Bloomberg Law
July 14, 2022, 11:57 PM

Same-Sex Marriage Rights Get Lawmaker Focus in Post-Roe Debate

Maia Spoto
Maia Spoto
Reporter

Lawmakers clashed over the extent to which same-sex marriage and other hard-won rights are at stake following the US Supreme Court’s decision overturning the Roe v. Wade precedent legalizing abortion.

Members of the House Judiciary Committee on Thursday weighed in on the concepts of due process and privacy, and whether the high court’s take last month in Dobbs v. Jackson Women’s Health Organization would endanger other individual freedoms.

“While Justice Alito specifically claimed that Dobbs was limited to abortion and had no effect on other fundamental rights, I find that assurance to be cold comfort,” Committee Chairman Jerrold Nadler (D-N.Y.) said at a hearing examining the potential broader impacts of that decision.

“The Court’s reasoning in Dobbs, if taken to its logical extent, could serve as a roadmap for this conservative majority to eviscerate in future cases other fundamental rights premised on the right to privacy and the doctrine of substantive due process more generally,” Nadler said.

Justice Samuel Alito stressed in his majority opinion that the Dobbs ruling doesn’t threaten constitutional protections like same-sex marriage and contraception. But Justice Clarence Thomas, in his concurring opinion, called for the court to reconsider all precedents based on substantive due process.

Some Republicans said Democrats are wrong to worry rights protected by substantive due process are at risk. It is a misconception that “Dobbs overturns some sort of sacred legal doctrine enshrined in the history of constitutional law,” Rep. Steve Chabot (R-Ohio) said at the hearing.

“The truth is, the legal doctrine in question—substantive due process—has a much more checkered and murky past than abortion advocates would have you believe,” he said, pointing to the use of substantive due process to uphold the rights of slave owners.

Lawmakers and legal experts at the hearing debated the extent to which same-sex or interracial marriage involved substantive due process.

Obergefell v. Hodges and Loving v. Virginia, which legalized same-sex marriage and interracial marriage respectively, invoked both substantive due process and the equal protection clause, Rep. Steve Cohen (D-Tenn.) said.

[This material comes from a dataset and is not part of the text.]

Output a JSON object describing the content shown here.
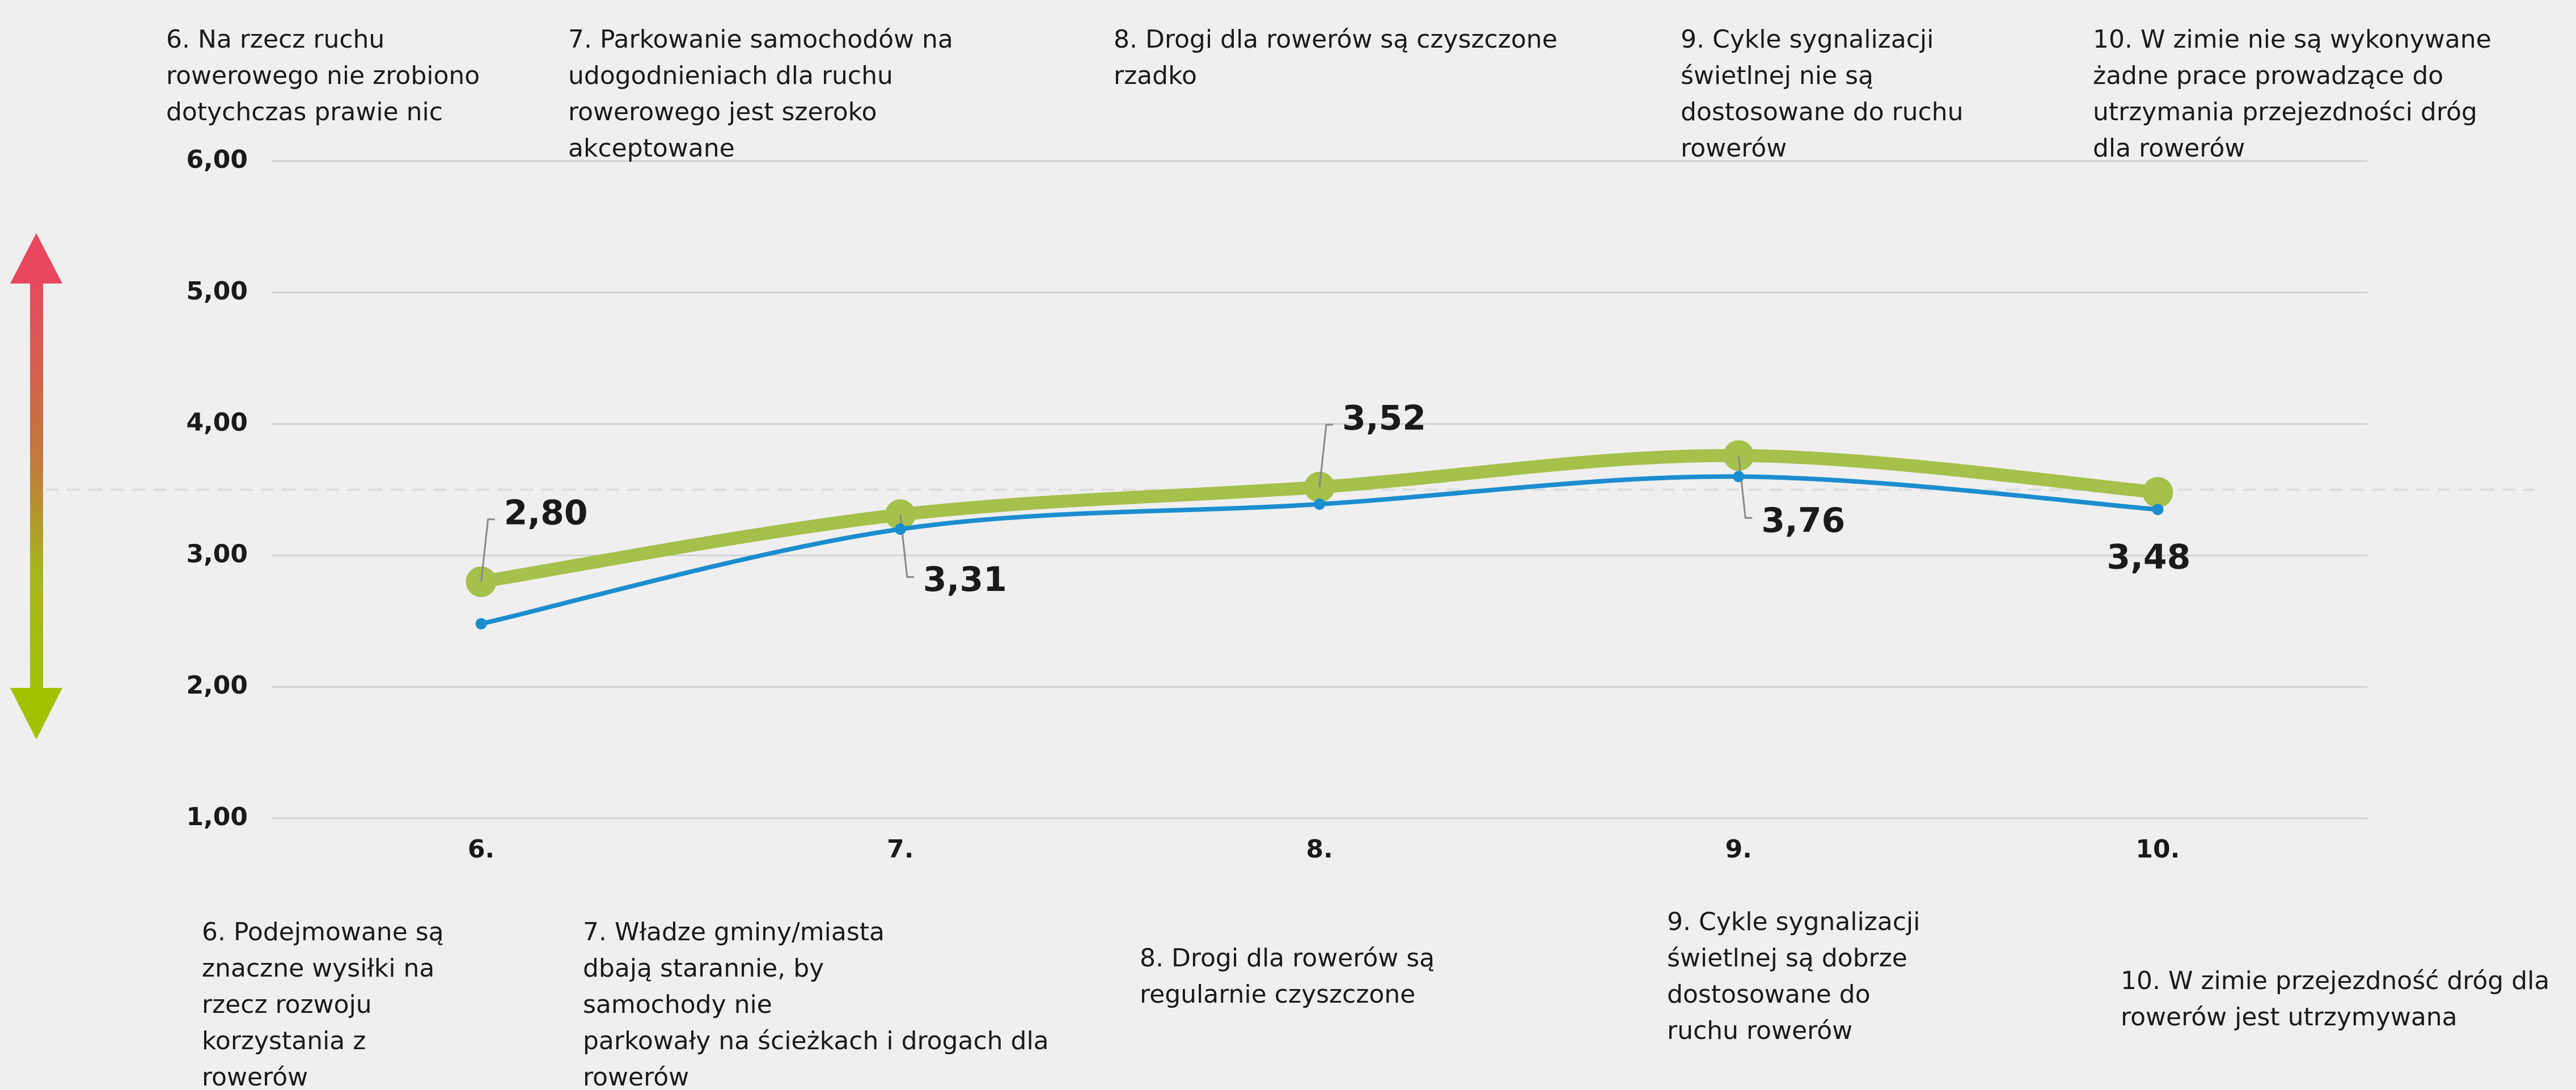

But Catherine Glenn Foster, president and CEO of Americans United for Life, an anti-abortion advocacy group, suggested the right to interracial marriage was less tied to due process than some think.

“In Loving, that decision was based on equal protection, with about two paragraphs on substantive due process,” Glenn Foster said. “Obergefell was based on both equal protection and substantive due process, woven together.”

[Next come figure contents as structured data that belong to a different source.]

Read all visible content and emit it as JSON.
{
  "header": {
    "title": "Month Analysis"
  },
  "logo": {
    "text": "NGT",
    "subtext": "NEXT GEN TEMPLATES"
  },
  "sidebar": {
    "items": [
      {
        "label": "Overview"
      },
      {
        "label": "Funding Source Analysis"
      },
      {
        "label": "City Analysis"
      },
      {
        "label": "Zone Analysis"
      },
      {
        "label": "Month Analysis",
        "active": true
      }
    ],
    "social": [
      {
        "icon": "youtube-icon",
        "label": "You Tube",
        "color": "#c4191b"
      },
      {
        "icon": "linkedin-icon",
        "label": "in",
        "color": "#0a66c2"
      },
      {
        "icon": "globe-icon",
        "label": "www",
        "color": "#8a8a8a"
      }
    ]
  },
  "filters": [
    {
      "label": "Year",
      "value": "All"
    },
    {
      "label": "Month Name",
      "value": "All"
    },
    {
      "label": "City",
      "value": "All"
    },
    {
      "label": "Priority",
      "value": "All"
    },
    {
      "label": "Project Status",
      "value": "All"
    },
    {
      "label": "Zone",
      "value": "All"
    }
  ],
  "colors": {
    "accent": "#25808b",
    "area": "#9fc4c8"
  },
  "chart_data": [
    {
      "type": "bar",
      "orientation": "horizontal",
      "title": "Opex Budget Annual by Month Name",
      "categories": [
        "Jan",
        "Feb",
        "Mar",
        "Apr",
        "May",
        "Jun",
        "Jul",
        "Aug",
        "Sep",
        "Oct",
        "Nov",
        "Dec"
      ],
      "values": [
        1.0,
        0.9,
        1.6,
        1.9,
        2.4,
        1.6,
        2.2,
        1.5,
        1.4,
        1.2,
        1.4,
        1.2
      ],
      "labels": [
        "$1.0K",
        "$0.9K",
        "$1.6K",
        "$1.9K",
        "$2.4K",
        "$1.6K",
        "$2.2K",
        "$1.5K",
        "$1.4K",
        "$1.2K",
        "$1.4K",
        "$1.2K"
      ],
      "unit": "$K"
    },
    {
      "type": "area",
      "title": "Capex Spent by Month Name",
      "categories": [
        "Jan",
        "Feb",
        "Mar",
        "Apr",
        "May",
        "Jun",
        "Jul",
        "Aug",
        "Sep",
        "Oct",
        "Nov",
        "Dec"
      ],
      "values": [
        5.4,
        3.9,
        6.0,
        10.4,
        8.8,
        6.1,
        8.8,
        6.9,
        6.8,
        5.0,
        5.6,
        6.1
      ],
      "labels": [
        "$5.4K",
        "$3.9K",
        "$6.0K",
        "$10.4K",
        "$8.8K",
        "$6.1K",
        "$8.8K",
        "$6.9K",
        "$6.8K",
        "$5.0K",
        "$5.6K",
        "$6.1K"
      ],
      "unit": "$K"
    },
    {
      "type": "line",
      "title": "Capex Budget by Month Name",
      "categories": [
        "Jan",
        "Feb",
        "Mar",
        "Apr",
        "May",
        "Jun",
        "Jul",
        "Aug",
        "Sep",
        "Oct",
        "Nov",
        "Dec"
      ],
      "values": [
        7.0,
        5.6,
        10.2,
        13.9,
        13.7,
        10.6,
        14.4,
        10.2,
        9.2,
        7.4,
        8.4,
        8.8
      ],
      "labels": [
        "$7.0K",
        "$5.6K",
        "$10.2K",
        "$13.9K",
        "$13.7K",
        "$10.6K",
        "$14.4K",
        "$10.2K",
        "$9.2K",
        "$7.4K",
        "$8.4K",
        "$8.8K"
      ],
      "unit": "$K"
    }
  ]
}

Melissa Murray, an NYU law professor, disagreed, saying the Dobbs reasoning puts both precedents in peril.

“To my mind, there is no way to distinguish the two,” Murray responded, referring to Obergefell and Loving. “Both of them acknowledge that there is the right to marry, or not, and implicit in that right is the right to marry a person of one’s choice.”

The stakes are high for LGBTQ people.

“A young woman told me that if not for marriage equality, she would have killed herself,” Jim Obergefell, the named plaintiff in Obergefell, said in his testimony. “Let that sink in. How many other lives were saved that day? How many will be lost; what damage will be done to our families if our right to marriage is taken away?”